Dua kali matahari terbenam. Suamiku berpesan, jika dalam waktu itu ia tidak kembali berarti ia tidak berhasil membalas dendam kepada ibu dan adikku. Tetapi kenyataannya ia kembali. Syukurlah. Sebenarnya aku kasihan kepada dua orang itu. Namun, sebagai manusia biasa, aku juga tentu punya dendam. Mereka telah menyiksa anakku, bermaksud membunuhku, dan membohongi suamiku. Semuanya terlalu berat untuk kumaafkan.
“Mereka telah terkubur dalam gua bersama ular-ular yang ganas. Setelah kutuntun mereka masuk ke gua, aku cepat-cepat berpaling dan berlari sekuat tenaga. Sayup-sayup kudengar desis ular. Katarina dan ibunya masih sibuk mencari harta di dalam. Sesaat setelah berada di luar, kudorong batu besar di depan pintu gua yang menutupi seluruh mulut gua. Biarlah mereka merasakan akibat dari ketamakan dan kejahatan mereka pada kita.”
MATAHARI memerah di ufuk barat. Aku menggendong anakku di samping ayahnya di depan jendela. Memandang ke langit, sepotong bulan di atas kepala mulai mengintip. Sebentar malam para bidadari akan mandi di sungai. Aku ingin berbagi kisah ini kepada mereka. Pasti.

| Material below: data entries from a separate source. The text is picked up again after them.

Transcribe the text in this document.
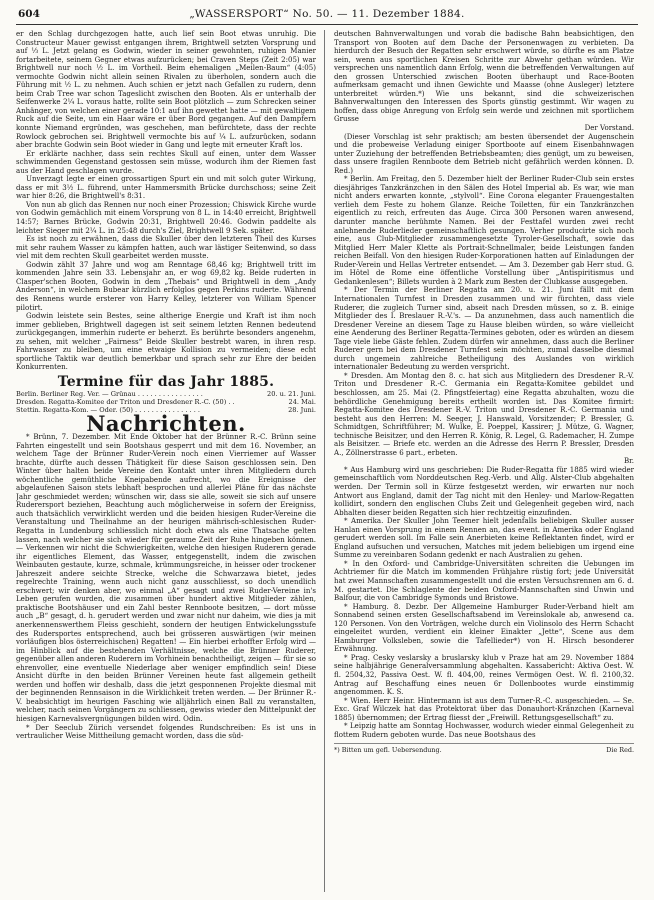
604	„WASSERSPORT“ No. 50. — 11. Dezember 1884.

er den Schlag durchgezogen hatte, auch lief sein Boot etwas unruhig. Die Constructeur Mauer gewisst entgangen ihrem, Brightwell setzten Vorsprung und auf ⅓ L. Jetzt gelang es Godwin, wieder in seiner gewohnten, ruhigen Manier fortarbeitete, seinem Gegner etwas aufzurücken; bei Craven Steps (Zeit 2:05) war Brightwell nur noch ½ L. im Vortheil. Beim ehemaligen „Meilen-Baum“ (4:05) vermochte Godwin nicht allein seinen Rivalen zu überholen, sondern auch die Führung mit ½ L. zu nehmen. Auch schien er jetzt nach Gefallen zu rudern, denn beim Crab Tree war schon Tageslicht zwischen den Booten. Als er unterhalb der Seifenwerke 2¼ L. voraus hatte, rollte sein Boot plötzlich — zum Schrecken seiner Anhänger, von welchen einer gerade 10:1 auf ihn gewettet hatte — mit gewaltigem Ruck auf die Seite, um ein Haar wäre er über Bord gegangen. Auf den Dampfern konnte Niemand ergründen, was geschehen, man befürchtete, dass der rechte Rowlock gebrochen sei. Brightwell vermochte bis auf ¼ L. aufzurücken, sodann aber brachte Godwin sein Boot wieder in Gang und legte mit erneuter Kraft los.

Er erklärte nachher, dass sein rechtes Skull auf einen, unter dem Wasser schwimmenden Gegenstand gestossen sein müsse, wodurch ihm der Riemen fast aus der Hand geschlagen wurde.

Unverzagt legte er einen grossartigen Spurt ein und mit solch guter Wirkung, dass er mit 3½ L. führend, unter Hammersmith Brücke durchschoss; seine Zeit war hier 8:26, die Brightwell's 8:31.

Von nun ab glich das Rennen nur noch einer Prozession; Chiswick Kirche wurde von Godwin gemächlich mit einem Vorsprung von 8 L. in 14:40 erreicht, Brightwell 14:57; Barnes Brücke, Godwin 20:31, Brightwell 20:46. Godwin paddelte als leichter Sieger mit 2¼ L. in 25:48 durch's Ziel, Brightwell 9 Sek. später.

Es ist noch zu erwähnen, dass die Skuller über den letzteren Theil des Kurses mit sehr rauhem Wasser zu kämpfen hatten, auch war lästiger Seitenwind, so dass viel mit dem rechten Skull gearbeitet werden musste.

Godwin zählt 37 Jahre und wog am Renntage 68,46 kg; Brightwell tritt im kommenden Jahre sein 33. Lebensjahr an, er wog 69,82 kg. Beide ruderten in Clasper'schen Booten, Godwin in dem „Thebais“ und Brightwell in dem „Andy Anderson“, in welchem Bubear kürzlich erfolglos gegen Perkins ruderte. Während des Rennens wurde ersterer von Harry Kelley, letzterer von William Spencer pilotirt.

Godwin leistete sein Bestes, seine altherige Energie und Kraft ist ihm noch immer geblieben, Brightwell dagegen ist seit seinem letzten Rennen bedeutend zurückgegangen, immerhin ruderte er beherzt. Es berührte besonders angenehm, zu sehen, mit welcher „Fairness“ Beide Skuller bestrebt waren, in ihren resp. Fahrwasser zu bleiben, um eine etwaige Kollision zu vermeiden; diese echt sportliche Taktik war deutlich bemerkbar und sprach sehr zur Ehre der beiden Konkurrenten.

Termine für das Jahr 1885.
Berlin. Berliner Reg. Ver. — Grünau . . . . . . . . . . . . . . . .	20. u. 21. Juni.
Dresden. Regatta-Komitee der Triton und Dresdener R.-C. (50) . .	24. Mai.
Stettin. Regatta-Kom. — Oder. (50) . . . . . . . . . . . . . . . .	28. Juni.
Nachrichten.

* Brünn, 7. Dezember. Mit Ende Oktober hat der Brünner R.-C. Brünn seine Fahrten eingestellt und sein Bootshaus gesperrt und mit dem 16. November, an welchem Tage der Brünner Ruder-Verein noch einen Vierriemer auf Wasser brachte, dürfte auch dessen Thätigkeit für diese Saison geschlossen sein. Den Winter über halten beide Vereine den Kontakt unter ihren Mitgliedern durch wöchentliche gemüthliche Kneipabende aufrecht, wo die Ereignisse der abgelaufenen Saison stets lebhaft besprochen und allerlei Pläne für das nächste Jahr geschmiedet werden; wünschen wir, dass sie alle, soweit sie sich auf unsere Ruderersport beziehen, Beachtung auch möglicherweise in sofern der Ereigniss, auch thatsächlich verwirklicht werden und die beiden hiesigen Ruder-Vereine die Veranstaltung und Theilnahme an der heurigen mährisch-schlesischen Ruder-Regatta in Lundenburg schliesslich nicht doch etwa als eine Thatsache gelten lassen, nach welcher sie sich wieder für geraume Zeit der Ruhe hingeben können. — Verkennen wir nicht die Schwierigkeiten, welche den hiesigen Ruderern gerade ihr eigentliches Element, das Wasser, entgegenstellt, indem die zwischen Weinbauten gestaute, kurze, schmale, krümmungsreiche, in heisser oder trockener Jahreszeit andere seichte Strecke, welche die Schwarzawa bietet, jedes regelrechte Training, wenn auch nicht ganz ausschliesst, so doch unendlich erschwert; wir denken aber, wo einmal „A“ gesagt und zwei Ruder-Vereine in's Leben gerufen wurden, die zusammen über hundert aktive Mitglieder zählen, praktische Bootshäuser und ein Zahl bester Rennboote besitzen, — dort müsse auch „B“ gesagt, d. h. gerudert werden und zwar nicht nur daheim, wie dies ja mit anerkennenswerthem Fleiss geschieht, sondern der heutigen Entwickelungsstufe des Rudersportes entsprechend, auch bei grösseren auswärtigen (wir meinen vorläufigen blos österreichischen) Regatten! — Ein hierbei erhoffter Erfolg wird — im Hinblick auf die bestehenden Verhältnisse, welche die Brünner Ruderer, gegenüber allen anderen Ruderern im Vorhinein benachtheiligt, zeigen — für sie so ehrenvoller, eine eventuelle Niederlage aber weniger empfindlich sein! Diese Ansicht dürfte in den beiden Brünner Vereinen heute fast allgemein getheilt werden und hoffen wir deshalb, dass die jetzt gesponnenen Projekte diesmal mit der beginnenden Rennsaison in die Wirklichkeit treten werden. — Der Brünner R.-V. beabsichtigt im heurigen Fasching wie alljährlich einen Ball zu veranstalten, welcher, nach seinen Vorgängern zu schliessen, gewiss wieder den Mittelpunkt der hiesigen Karnevalsvergnügungen bilden wird. Odin.

* Der Seeclub Zürich versendet folgendes Rundschreiben: Es ist uns in vertraulicher Weise Mittheilung gemacht worden, dass die süd-

deutschen Bahnverwaltungen und vorab die badische Bahn beabsichtigen, den Transport von Booten auf dem Dache der Personenwagen zu verbieten. Da hierdurch der Besuch der Regatten sehr erschwert würde, so dürfte es am Platze sein, wenn aus sportlichen Kreisen Schritte zur Abwehr gethan würden. Wir versprechen uns namentlich dann Erfolg, wenn die betreffenden Verwaltungen auf den grossen Unterschied zwischen Booten überhaupt und Race-Booten aufmerksam gemacht und ihnen Gewichte und Maasse (ohne Ausleger) letztere unterbreitet würden.*) Wie uns bekannt, sind die schweizerischen Bahnverwaltungen den Interessen des Sports günstig gestimmt. Wir wagen zu hoffen, dass obige Anregung von Erfolg sein werde und zeichnen mit sportlichem Grusse

Der Vorstand.

(Dieser Vorschlag ist sehr praktisch; am besten übersendet der Augenschein und die probeweise Verladung einiger Sportboote auf einem Eisenbahnwagen unter Zuziehung der betreffenden Betriebsbeamten; dies genügt, um zu beweisen, dass unsere fragilen Rennboote dem Betrieb nicht gefährlich werden können. D. Red.)

* Berlin. Am Freitag, den 5. Dezember hielt der Berliner Ruder-Club sein erstes diesjähriges Tanzkränzchen in den Sälen des Hotel Imperial ab. Es war, wie man nicht anders erwarten konnte, „stylvoll“. Eine Corona eleganter Frauengestalten verlieh dem Feste zu hohem Glanze. Reiche Toiletten, für ein Tanzkränzchen eigentlich zu reich, erfreuten das Auge. Circa 300 Personen waren anwesend, darunter manche berühmte Namen. Bei der Festtafel wurden zwei recht anlehnende Ruderlieder gemeinschaftlich gesungen. Verher producirte sich noch eine, aus Club-Mitglieder zusammengesetzte Tyroler-Gesellschaft, sowie das Mitglied Herr Maler Klette als Portrait-Schnellmaler, beide Leistungen fanden reichen Beifall. Von den hiesigen Ruder-Korporationen hatten auf Einladungen der Ruder-Verein und Hellas Vertreter entsendet. — Am 3. Dezember gab Herr stud. G. im Hôtel de Rome eine öffentliche Vorstellung über „Antispiritismus und Gedankenlesen“; Billets wurden à 2 Mark zum Besten der Clubkasse ausgegeben.

* Der Termin der Berliner Regatta am 20. u. 21. Juni fällt mit dem Internationalen Turnfest in Dresden zusammen und wir fürchten, dass viele Ruderer, die zugleich Turner sind, abseit nach Dresden müssen, so z. B. einige Mitglieder des I. Breslauer R.-V.'s. — Da anzunehmen, dass auch namentlich die Dresdener Vereine an diesem Tage zu Hause bleiben würden, so wäre vielleicht eine Aenderung des Berliner Regatta-Termines geboten, oder es würden an diesem Tage viele liebe Gäste fehlen. Zudem dürfen wir annehmen, dass auch die Berliner Ruderer gern bei dem Dresdener Turnfest sein möchten, zumal dasselbe diesmal durch ungemein zahlreiche Betheiligung des Auslandes von wirklich internationaler Bedeutung zu werden verspricht.

* Dresden. Am Montag den 8. c. hat sich aus Mitgliedern des Dresdener R.-V. Triton und Dresdener R.-C. Germania ein Regatta-Komitee gebildet und beschlossen, am 25. Mai (2. Pfingstfeiertag) eine Regatta abzuhalten, wozu die behördliche Genehmigung bereits ertheilt worden ist. Das Komitee firmirt: Regatta-Komitee des Dresdener R.-V. Triton und Dresdener R.-C. Germania und besteht aus den Herren: M. Seeger, J. Hanswald, Vorsitzender; P. Bressler, G. Schmidtgen, Schriftführer; M. Wulke, E. Poeppel, Kassirer; J. Mütze, G. Wagner, technische Beisitzer, und den Herren R. König, R. Legel, G. Rademacher, H. Zumpe als Beisitzer. — Briefe etc. werden an die Adresse des Herrn P. Bressler, Dresden A., Zöllnerstrasse 6 part., erbeten.

Br.

* Aus Hamburg wird uns geschrieben: Die Ruder-Regatta für 1885 wird wieder gemeinschaftlich vom Norddeutschen Reg.-Verb. und Allg. Alster-Club abgehalten werden. Der Termin soll in Kürze festgesetzt werden, wir erwarten nur noch Antwort aus England, damit der Tag nicht mit den Henley- und Marlow-Regatten kollidirt, sondern den englischen Clubs Zeit und Gelegenheit gegeben wird, nach Abhalten dieser beiden Regatten sich hier rechtzeitig einzufinden.

* Amerika. Der Skuller John Teemer hielt jedenfalls beliebigen Skuller ausser Hanlan einen Vorsprung in einem Rennen an, das event. in Amerika oder England gerudert werden soll. Im Falle sein Anerbieten keine Reflektanten findet, wird er England aufsuchen und versuchen, Matches mit jedem beliebigen um irgend eine Summe zu vereinbaren Sodann gedenkt er nach Australien zu gehen.

* In den Oxford- und Cambridge-Universitäten schreiten die Uebungen im Achtriemer für die Match im kommenden Frühjahre rüstig fort; jede Universität hat zwei Mannschaften zusammengestellt und die ersten Versuchsrennen am 6. d. M. gestartet. Die Schlaglente der beiden Oxford-Mannschaften sind Unwin und Balfour, die von Cambridge Symonds und Bristowe.

* Hamburg. 8. Dezbr. Der Allgemeine Hamburger Ruder-Verband hielt am Sonnabend seinen ersten Gesellschaftsabend im Vereinslokale ab, anwesend ca. 120 Personen. Von den Vorträgen, welche durch ein Violinsolo des Herrn Schacht eingeleitet wurden, verdient ein kleiner Einakter „Jette“, Scene aus dem Hamburger Volksleben, sowie die Tafellieder*) von H. Hirsch besonderer Erwähnung.

* Prag. Cesky veslarsky a bruslarsky klub v Praze hat am 29. November 1884 seine halbjährige Generalversammlung abgehalten. Kassabericht: Aktiva Oest. W. fl. 2504,32, Passiva Oest. W. fl. 404,00, reines Vermögen Oest. W. fl. 2100,32. Antrag auf Beschaffung eines neuen 6r Dollenbootes wurde einstimmig angenommen. K. S.

* Wien. Herr Heinr. Hintermann ist aus dem Turner-R.-C. ausgeschieden. — Se. Exc. Graf Wilczek hat das Protektorat über das Donauhort-Kränzchen (Karneval 1885) übernommen; der Ertrag fliesst der „Freiwill. Rettungsgesellschaft“ zu.

* Leipzig hatte am Sonntag Hochwasser, wodurch wieder einmal Gelegenheit zu flottem Rudern geboten wurde. Das neue Bootshaus des

*) Bitten um gefl. Uebersendung.	Die Red.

La Ode Gusman Nasiru lahir di Bau-bau, 18 Juni 1989. Sementara menempuh kuliah di Program Studi Bahasa dan Sastra Indonesia, FKIP, Universitas Haluoleo. Cerpennya berjudul “Merah Hujan Senja” menjadi Juara I Sayembara Cerpen Antinarkoba. Selain menulis cerpen, ia juga menulis puisi dan menjuarai sejumlah lomba cipta puisi. Karya puisinya dimuat dalam kumpulan puisi Pagi yang Mendaki Langit (Penerbit FKIP Unhalu, 2009) serta di Kendari Pos, Timur Merdeka (Kendari), Dinamika (Bandar Lampung).